First of all, people have asked where they can help those who suffered storm losses. Here is some information for you. Thanks for all who have emailed looking to help. May GOD bless you all abundantly. To those suffering, please know we are praying with you, hurting with you, and will help in any way possible. The sun will continue to rise. Please take care of yourselves and those you love.
Secondly, this will be my last post regarding the negativity and the cruel comments that are circulating surrounding the livestock lost in the snowstorm. I figure my time is much more valuable and better spent trying to educate about agriculture and what it is that we really do, rather than trying to understand the cruelty, lack of compassion, and lack of education being shown in the comments. However, I am truly perplexed by some of the comments. The negative comments posted on articles by those who don’t live our life and have no knowledge of agriculture I can understand way more than the negative comments posted by people who profess to “once being” a rancher or farmer.
I have seen comments by “I was once a rancher” passing judgement on who is a good rancher versus who is a bad rancher based on what livestock was lost. Are you kidding me? The storm didn’t chose where to hit the hardest based on whom Mother Nature deemed a bad rancher. There were comments by “I was once a rancher” stating that all of THEIR livestock “back in the day” would have been in protection of barns, trees, wind breaks etc.
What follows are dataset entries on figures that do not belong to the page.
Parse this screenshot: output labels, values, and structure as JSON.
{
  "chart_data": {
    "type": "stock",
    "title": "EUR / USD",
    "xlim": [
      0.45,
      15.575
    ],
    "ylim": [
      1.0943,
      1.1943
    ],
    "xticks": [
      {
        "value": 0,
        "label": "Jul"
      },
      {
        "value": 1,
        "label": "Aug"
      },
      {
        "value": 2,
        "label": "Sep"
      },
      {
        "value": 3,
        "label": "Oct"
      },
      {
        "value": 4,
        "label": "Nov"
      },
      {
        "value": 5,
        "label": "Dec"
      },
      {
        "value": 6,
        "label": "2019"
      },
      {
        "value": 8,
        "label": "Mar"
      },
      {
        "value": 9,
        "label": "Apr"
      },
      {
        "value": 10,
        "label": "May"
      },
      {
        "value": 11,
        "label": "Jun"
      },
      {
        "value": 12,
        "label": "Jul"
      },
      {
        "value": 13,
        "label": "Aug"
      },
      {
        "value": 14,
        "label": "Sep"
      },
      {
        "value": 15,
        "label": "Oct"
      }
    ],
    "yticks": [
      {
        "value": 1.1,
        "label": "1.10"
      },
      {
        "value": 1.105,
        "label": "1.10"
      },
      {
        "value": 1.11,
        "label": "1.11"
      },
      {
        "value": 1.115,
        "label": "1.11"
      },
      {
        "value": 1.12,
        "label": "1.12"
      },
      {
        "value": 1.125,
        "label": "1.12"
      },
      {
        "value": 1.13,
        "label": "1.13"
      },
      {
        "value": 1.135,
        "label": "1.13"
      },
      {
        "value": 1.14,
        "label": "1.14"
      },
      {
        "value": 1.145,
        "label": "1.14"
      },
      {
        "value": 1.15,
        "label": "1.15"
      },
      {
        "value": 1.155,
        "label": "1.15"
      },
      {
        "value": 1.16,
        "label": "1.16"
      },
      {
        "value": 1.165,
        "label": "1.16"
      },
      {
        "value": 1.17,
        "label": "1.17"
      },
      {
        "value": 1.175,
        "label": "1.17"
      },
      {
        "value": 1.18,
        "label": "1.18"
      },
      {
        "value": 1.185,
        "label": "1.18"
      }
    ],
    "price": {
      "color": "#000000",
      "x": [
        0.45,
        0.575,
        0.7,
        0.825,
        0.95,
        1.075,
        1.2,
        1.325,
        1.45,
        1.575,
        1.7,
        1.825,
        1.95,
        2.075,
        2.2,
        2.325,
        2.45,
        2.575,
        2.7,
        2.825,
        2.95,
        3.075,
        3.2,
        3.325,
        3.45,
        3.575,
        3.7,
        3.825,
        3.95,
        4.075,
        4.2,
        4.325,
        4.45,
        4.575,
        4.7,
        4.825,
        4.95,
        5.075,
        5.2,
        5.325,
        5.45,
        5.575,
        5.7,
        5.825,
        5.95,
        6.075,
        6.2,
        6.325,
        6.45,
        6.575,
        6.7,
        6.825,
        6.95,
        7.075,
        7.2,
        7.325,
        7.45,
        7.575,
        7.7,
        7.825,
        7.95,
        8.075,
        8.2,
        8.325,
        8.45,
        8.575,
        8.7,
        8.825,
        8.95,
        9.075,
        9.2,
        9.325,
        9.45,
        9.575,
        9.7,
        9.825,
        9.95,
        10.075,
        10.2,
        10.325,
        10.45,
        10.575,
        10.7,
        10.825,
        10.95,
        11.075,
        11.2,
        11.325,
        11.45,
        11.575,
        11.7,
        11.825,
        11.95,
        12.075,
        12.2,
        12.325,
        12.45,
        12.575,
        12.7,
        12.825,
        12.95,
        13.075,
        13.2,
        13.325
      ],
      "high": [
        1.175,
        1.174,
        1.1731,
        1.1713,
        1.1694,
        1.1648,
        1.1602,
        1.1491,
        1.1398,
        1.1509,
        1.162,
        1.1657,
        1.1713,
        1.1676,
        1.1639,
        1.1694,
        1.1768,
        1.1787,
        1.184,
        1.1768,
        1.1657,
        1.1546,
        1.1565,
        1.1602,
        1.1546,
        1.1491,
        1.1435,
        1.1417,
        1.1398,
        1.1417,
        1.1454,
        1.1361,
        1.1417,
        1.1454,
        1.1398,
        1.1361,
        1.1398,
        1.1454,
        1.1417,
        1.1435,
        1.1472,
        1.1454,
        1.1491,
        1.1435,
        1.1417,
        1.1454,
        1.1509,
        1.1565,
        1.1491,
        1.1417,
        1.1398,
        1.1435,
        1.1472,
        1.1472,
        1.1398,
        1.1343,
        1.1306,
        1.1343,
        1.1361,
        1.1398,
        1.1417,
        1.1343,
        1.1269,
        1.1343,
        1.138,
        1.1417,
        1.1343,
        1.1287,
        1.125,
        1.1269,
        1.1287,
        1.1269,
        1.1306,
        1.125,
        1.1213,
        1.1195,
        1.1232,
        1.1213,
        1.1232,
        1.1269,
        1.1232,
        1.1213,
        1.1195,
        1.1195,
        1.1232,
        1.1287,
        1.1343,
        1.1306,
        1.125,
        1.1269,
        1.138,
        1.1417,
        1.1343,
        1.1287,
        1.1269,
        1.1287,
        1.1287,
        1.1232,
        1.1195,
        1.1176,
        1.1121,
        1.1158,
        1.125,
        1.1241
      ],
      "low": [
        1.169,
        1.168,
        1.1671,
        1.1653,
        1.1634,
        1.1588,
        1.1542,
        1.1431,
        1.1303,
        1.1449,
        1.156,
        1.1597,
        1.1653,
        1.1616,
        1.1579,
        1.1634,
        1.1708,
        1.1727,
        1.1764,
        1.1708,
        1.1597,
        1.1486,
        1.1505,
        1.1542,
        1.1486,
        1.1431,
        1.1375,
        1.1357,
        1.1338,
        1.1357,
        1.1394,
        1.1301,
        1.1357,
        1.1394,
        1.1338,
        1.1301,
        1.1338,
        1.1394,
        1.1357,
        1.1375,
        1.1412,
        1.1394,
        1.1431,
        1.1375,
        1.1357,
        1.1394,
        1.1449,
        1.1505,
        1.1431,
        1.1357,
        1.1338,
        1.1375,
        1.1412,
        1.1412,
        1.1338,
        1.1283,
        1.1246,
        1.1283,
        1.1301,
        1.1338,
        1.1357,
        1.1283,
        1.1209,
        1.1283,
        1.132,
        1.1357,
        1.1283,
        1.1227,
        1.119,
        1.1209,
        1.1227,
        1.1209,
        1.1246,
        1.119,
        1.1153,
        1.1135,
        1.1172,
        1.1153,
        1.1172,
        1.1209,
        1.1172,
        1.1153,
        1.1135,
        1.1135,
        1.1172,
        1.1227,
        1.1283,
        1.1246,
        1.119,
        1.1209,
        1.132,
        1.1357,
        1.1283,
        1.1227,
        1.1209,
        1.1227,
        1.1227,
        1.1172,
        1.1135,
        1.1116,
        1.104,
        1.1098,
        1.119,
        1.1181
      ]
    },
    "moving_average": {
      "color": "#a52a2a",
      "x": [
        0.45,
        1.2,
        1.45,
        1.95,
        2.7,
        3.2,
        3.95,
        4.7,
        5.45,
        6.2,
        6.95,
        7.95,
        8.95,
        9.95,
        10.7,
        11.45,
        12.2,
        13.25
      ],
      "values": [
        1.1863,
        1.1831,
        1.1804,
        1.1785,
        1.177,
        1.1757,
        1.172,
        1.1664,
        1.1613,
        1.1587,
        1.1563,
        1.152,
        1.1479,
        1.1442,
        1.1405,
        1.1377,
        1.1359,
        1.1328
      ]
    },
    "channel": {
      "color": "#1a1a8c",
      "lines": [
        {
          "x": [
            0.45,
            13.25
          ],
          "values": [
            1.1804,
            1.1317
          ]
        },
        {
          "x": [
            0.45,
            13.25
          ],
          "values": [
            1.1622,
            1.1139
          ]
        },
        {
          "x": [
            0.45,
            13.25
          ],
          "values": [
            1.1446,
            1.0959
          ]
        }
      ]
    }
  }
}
There was livestock killed while being protected in barns after the roofs collapsed from the weight of the snow. There are pictures after pictures of animals who blew out from protected areas and later died many miles away after going through multiple fences, draws, etc. There were comments from “I was once a rancher” stating everyone had enough notice and the cows shouldn’t still have been in the summer pastures. The storm warnings changed from day-to-day. It went from a couple of inches one day to several more inches the next, and so on.
Lastly, the craziest part of all of this is that all this time I thought there was shared sense of camaraderie among people in agriculture— whether those currently in agriculture or those “I was once-ers”. Our world surely is changing as I never dreamed that fellow ranchers would be bashing each other over bouts of bad fortune. I never dreamed that fellow ranchers would be twisting the knives a little deeper in the guts of those already hurt and suffering. Here I thought we lived in the best part of the world, lucky to live the best life, and honored to be part of a time-honored way of life where you help out your neighbor, cry with them, pray with them, hurt with them, and do everything you can to help them. Guess not. At least not all of us. Maybe I’m not praying for the right people. I will add the “I was once-ers” to my list of people to pray for.